We draw attention to the amount of time (approximately 5 h) required at the bedside by study investigators for titration of esmolol, suggesting the importance of placebo controls in future studies, as differential attention from an experienced physician could represent a powerful confounding variable for clinical outcomes in prior trials.

It is possible that our stop event definitions were unduly conservative, and that esmolol intolerance in patients with septic shock is less common than suggested in our pilot study. We cannot address this question on the basis of current evidence, as our patients had positive clinical outcomes even in the presence of apparent intolerance to higher infusion rates of esmolol.

This feasibility study has several limitations, primarily its small size and lack of a placebo control. This study is not intended to support inferences about efficacy. These limitations do not, in our view, constrain the potential relevance of the observations we made. Crucially, we did not feel that enrolling more patients in the present pilot would change our conclusions about the operational intensity of the protocol (affecting feasibility and generalizability for a multi-center trial) and the likely improved tolerance of lower maximal esmolol infusion rates. Crucially, despite its small sample size, we feel that our results strongly suggest equipoise for further trials in a US clinical environment. Such trials should, in our view, evaluate lower maximal infusion rates of esmolol, which would likely improve both the operational intensity of titration protocols and decrease rates of esmolol intolerance.

In terms of current clinical alternatives in the treatment of septic shock, other therapeutic options to decrease catecholamine toxicity are not yet evidence-based.
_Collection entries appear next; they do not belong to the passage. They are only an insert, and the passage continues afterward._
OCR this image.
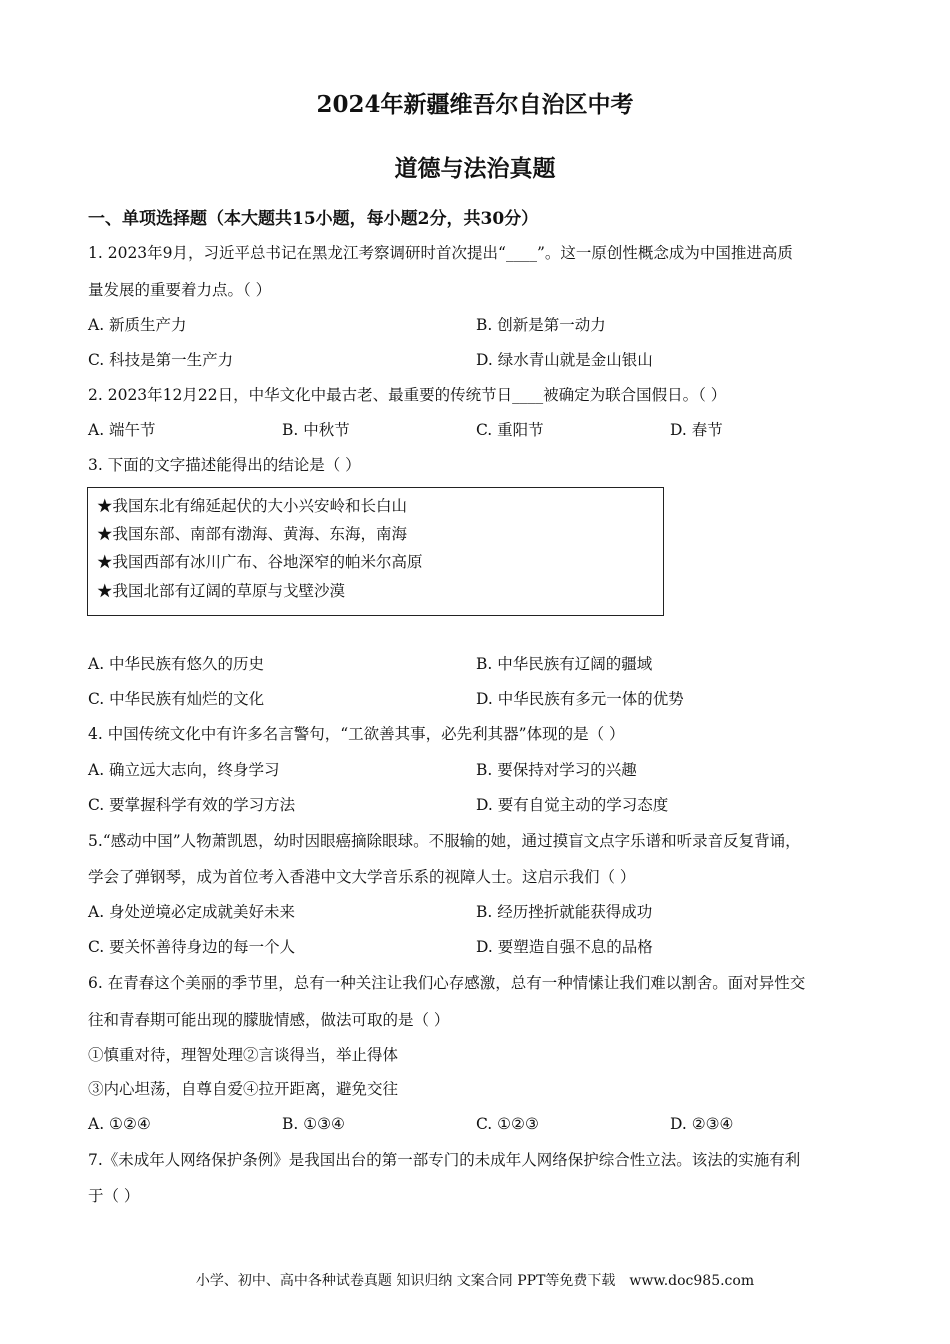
2024年新疆维吾尔自治区中考
道德与法治真题
一、单项选择题（本大题共15小题，每小题2分，共30分）
1. 2023年9月，习近平总书记在黑龙江考察调研时首次提出“____”。这一原创性概念成为中国推进高质
量发展的重要着力点。（ ）
A. 新质生产力	B. 创新是第一动力
C. 科技是第一生产力	D. 绿水青山就是金山银山
2. 2023年12月22日，中华文化中最古老、最重要的传统节日____被确定为联合国假日。（ ）
A. 端午节	B. 中秋节	C. 重阳节	D. 春节
3. 下面的文字描述能得出的结论是（ ）
★我国东北有绵延起伏的大小兴安岭和长白山
★我国东部、南部有渤海、黄海、东海，南海
★我国西部有冰川广布、谷地深窄的帕米尔高原
★我国北部有辽阔的草原与戈壁沙漠
A. 中华民族有悠久的历史	B. 中华民族有辽阔的疆域
C. 中华民族有灿烂的文化	D. 中华民族有多元一体的优势
4. 中国传统文化中有许多名言警句，“工欲善其事，必先利其器”体现的是（ ）
A. 确立远大志向，终身学习	B. 要保持对学习的兴趣
C. 要掌握科学有效的学习方法	D. 要有自觉主动的学习态度
5.“感动中国”人物萧凯恩，幼时因眼癌摘除眼球。不服输的她，通过摸盲文点字乐谱和听录音反复背诵，
学会了弹钢琴，成为首位考入香港中文大学音乐系的视障人士。这启示我们（ ）
A. 身处逆境必定成就美好未来	B. 经历挫折就能获得成功
C. 要关怀善待身边的每一个人	D. 要塑造自强不息的品格
6. 在青春这个美丽的季节里，总有一种关注让我们心存感激，总有一种情愫让我们难以割舍。面对异性交
往和青春期可能出现的朦胧情感，做法可取的是（ ）
①慎重对待，理智处理②言谈得当，举止得体
③内心坦荡，自尊自爱④拉开距离，避免交往
A. ①②④	B. ①③④	C. ①②③	D. ②③④
7.《未成年人网络保护条例》是我国出台的第一部专门的未成年人网络保护综合性立法。该法的实施有利
于（ ）
小学、初中、高中各种试卷真题 知识归纳 文案合同 PPT等免费下载　www.doc985.com
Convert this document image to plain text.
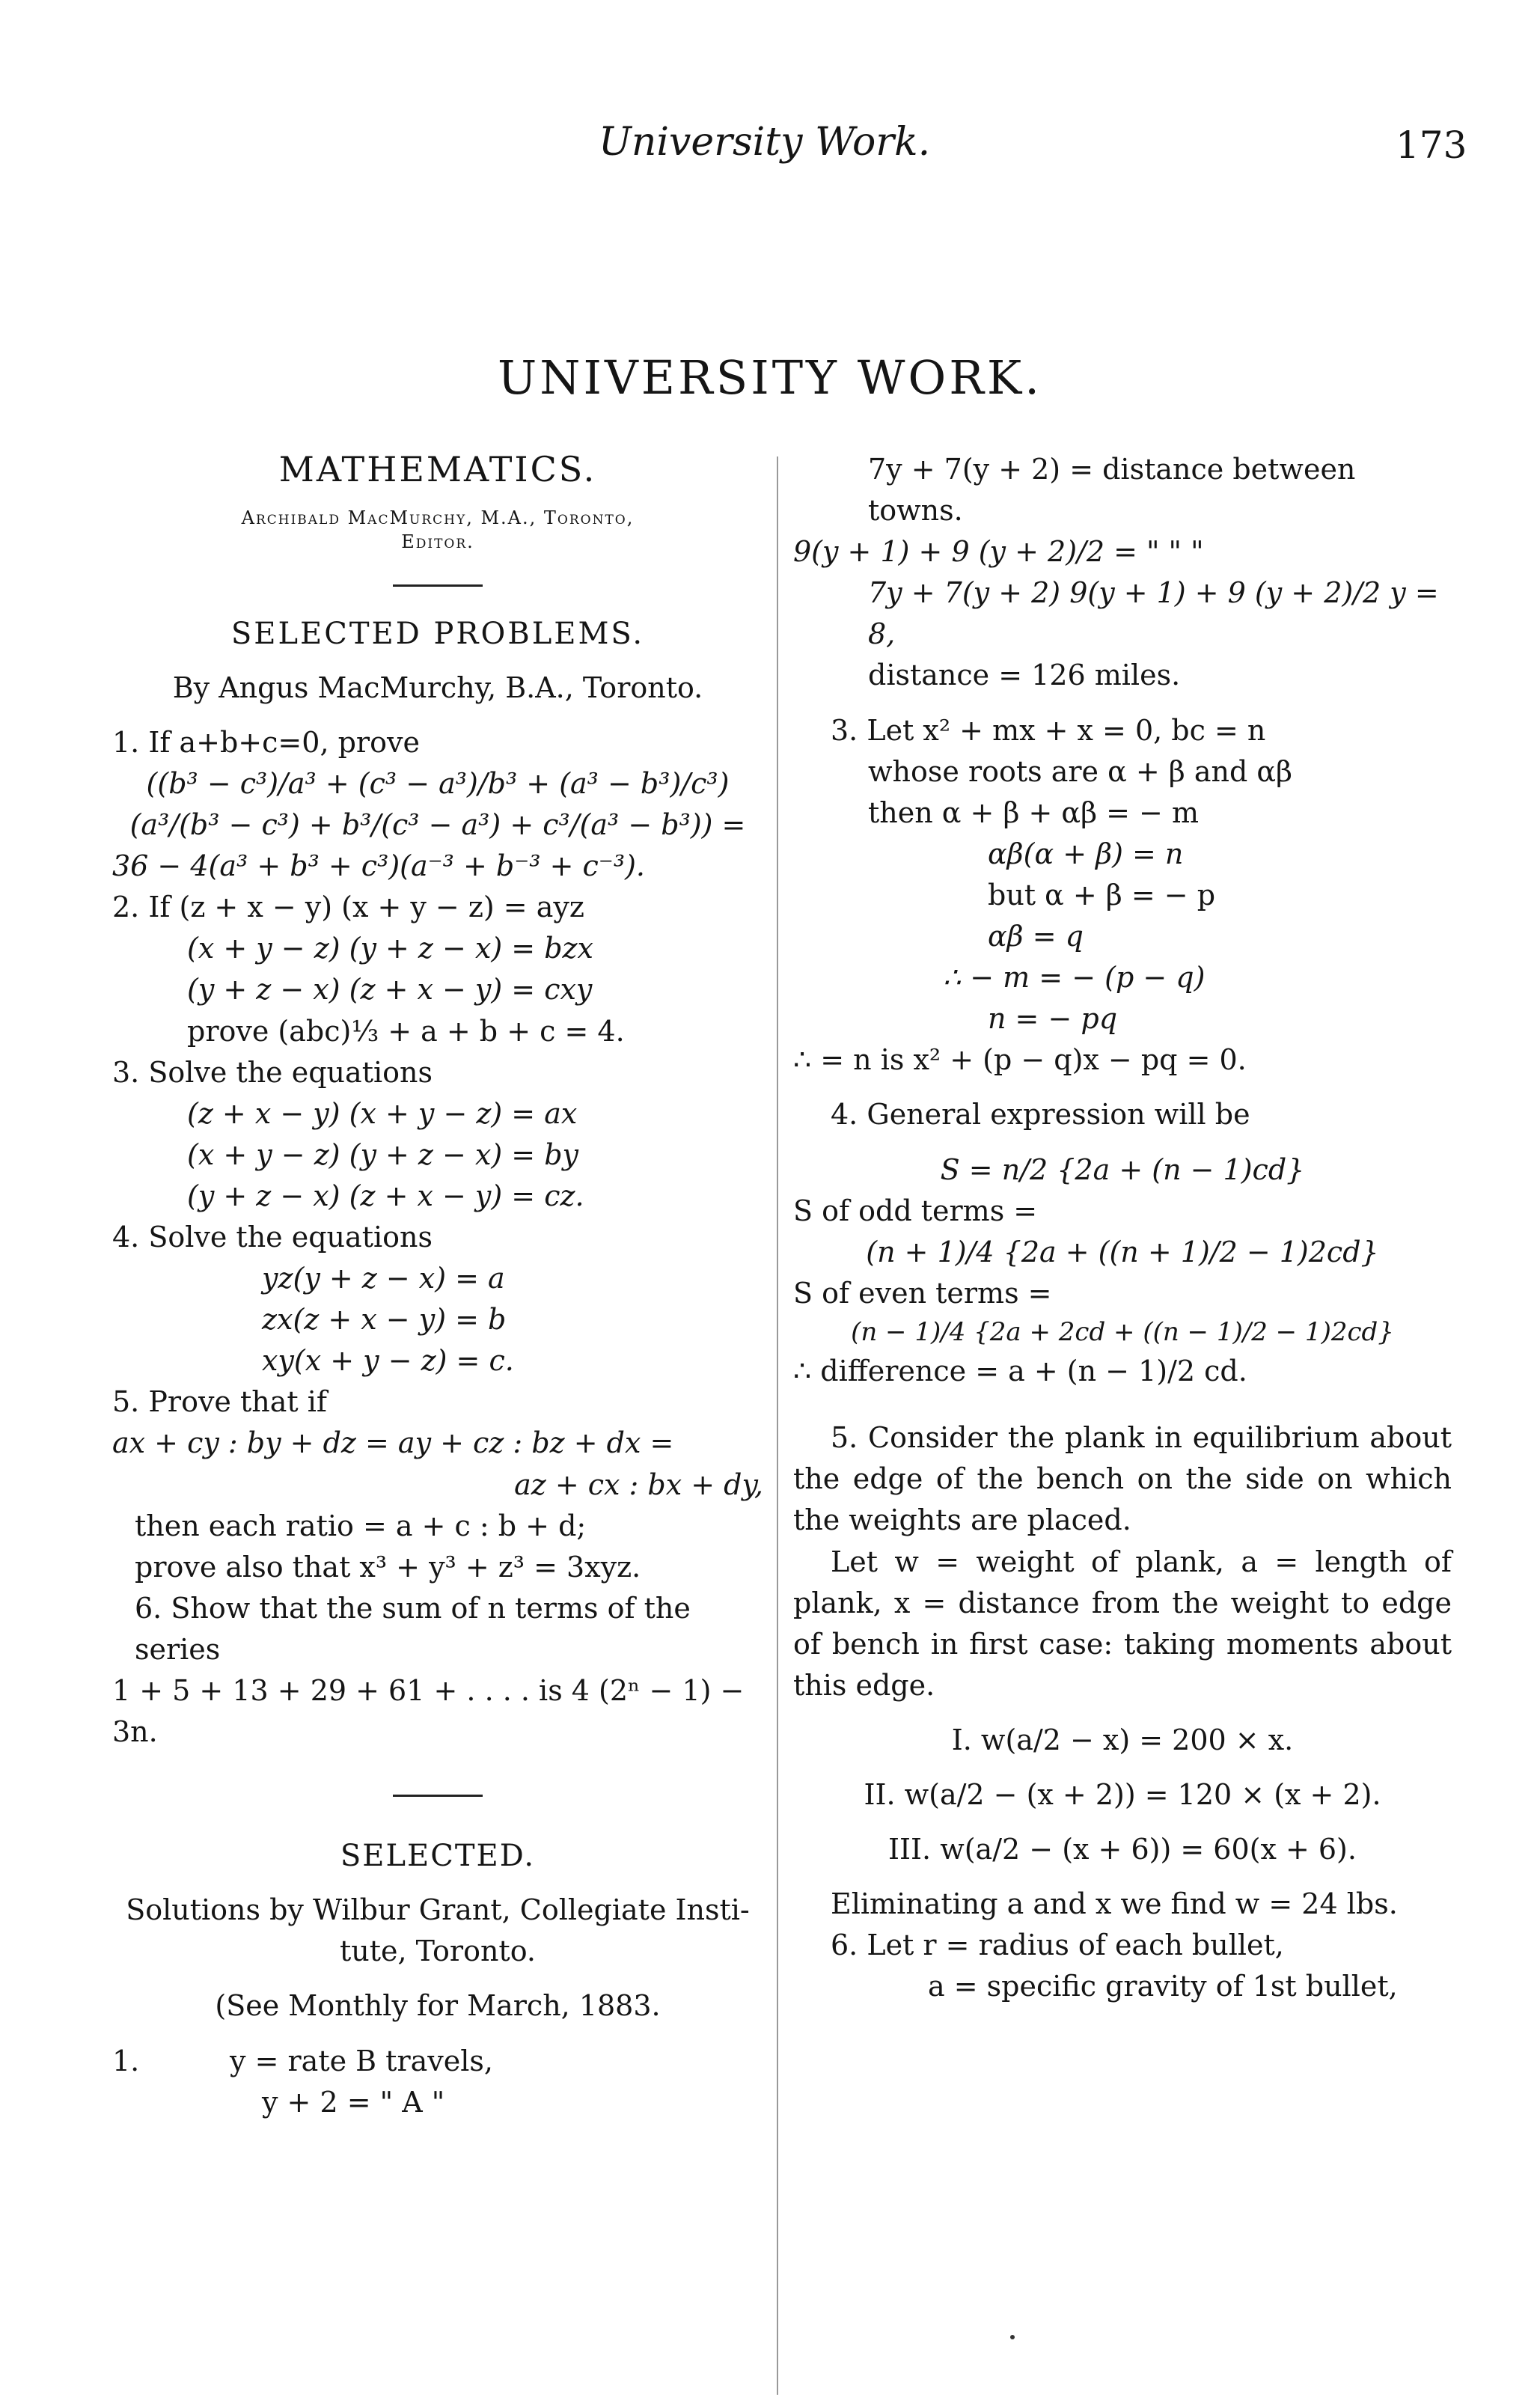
University Work.	173
UNIVERSITY WORK.
MATHEMATICS.
Archibald MacMurchy, M.A., Toronto,
Editor.
SELECTED PROBLEMS.
By Angus MacMurchy, B.A., Toronto.
1. If a+b+c=0, prove
((b³ − c³)/a³ + (c³ − a³)/b³ + (a³ − b³)/c³)
(a³/(b³ − c³) + b³/(c³ − a³) + c³/(a³ − b³)) =
36 − 4(a³ + b³ + c³)(a⁻³ + b⁻³ + c⁻³).
2. If (z + x − y) (x + y − z) = ayz
(x + y − z) (y + z − x) = bzx
(y + z − x) (z + x − y) = cxy
prove (abc)⅓ + a + b + c = 4.
3. Solve the equations
(z + x − y) (x + y − z) = ax
(x + y − z) (y + z − x) = by
(y + z − x) (z + x − y) = cz.
4. Solve the equations
yz(y + z − x) = a
zx(z + x − y) = b
xy(x + y − z) = c.
5. Prove that if
ax + cy : by + dz = ay + cz : bz + dx =
az + cx : bx + dy,
then each ratio = a + c : b + d;
prove also that x³ + y³ + z³ = 3xyz.
6. Show that the sum of n terms of the series
1 + 5 + 13 + 29 + 61 + . . . . is 4 (2ⁿ − 1) − 3n.
SELECTED.
Solutions by Wilbur Grant, Collegiate Insti-
tute, Toronto.
(See Monthly for March, 1883.
1.          y = rate B travels,
y + 2 = " A "
7y + 7(y + 2) = distance between towns.
9(y + 1) + 9 (y + 2)/2 = " " "
7y + 7(y + 2) 9(y + 1) + 9 (y + 2)/2 y = 8,
distance = 126 miles.
3. Let x² + mx + x = 0, bc = n
whose roots are α + β and αβ
then α + β + αβ = − m
αβ(α + β) = n
but α + β = − p
αβ = q
∴ − m = − (p − q)
n = − pq
∴ = n is x² + (p − q)x − pq = 0.
4. General expression will be
S = n/2 {2a + (n − 1)cd}
S of odd terms =
(n + 1)/4 {2a + ((n + 1)/2 − 1)2cd}
S of even terms =
(n − 1)/4 {2a + 2cd + ((n − 1)/2 − 1)2cd}
∴ difference = a + (n − 1)/2 cd.
5. Consider the plank in equilibrium about the edge of the bench on the side on which the weights are placed.
Let w = weight of plank, a = length of plank, x = distance from the weight to edge of bench in first case: taking moments about this edge.
I. w(a/2 − x) = 200 × x.
II. w(a/2 − (x + 2)) = 120 × (x + 2).
III. w(a/2 − (x + 6)) = 60(x + 6).
Eliminating a and x we find w = 24 lbs.
6. Let r = radius of each bullet,
a = specific gravity of 1st bullet,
Although ivabradine, a funny channel inhibitor that slows heart rate without affecting contractility, has attracted recent attention, it is not ready for clinical application in septic patients. [56] Nor is there yet sufficient evidence to recommend, e.g., substitution of phenylephrine for norepinephrine to limit exogenous β-adrenergic agonism. [57] Similarly, non-catecholamine vasopressors have not demonstrated efficacy to date for important clinical endpoints. [58,59,60,61] Further research is thus indicated to improve approaches to addressing catecholamine toxicity in septic shock.

Conclusions

Esmolol infusion appears safe with appropriate monitoring in patients with septic shock and persistent tachycardia in a US critical-care environment. Higher infusion rates may be less well tolerated than lower infusion rates, and the intensity of attention during esmolol titration suggests the importance of placebo control in future randomized trials of various dosing strategies, for which strong equipoise exists.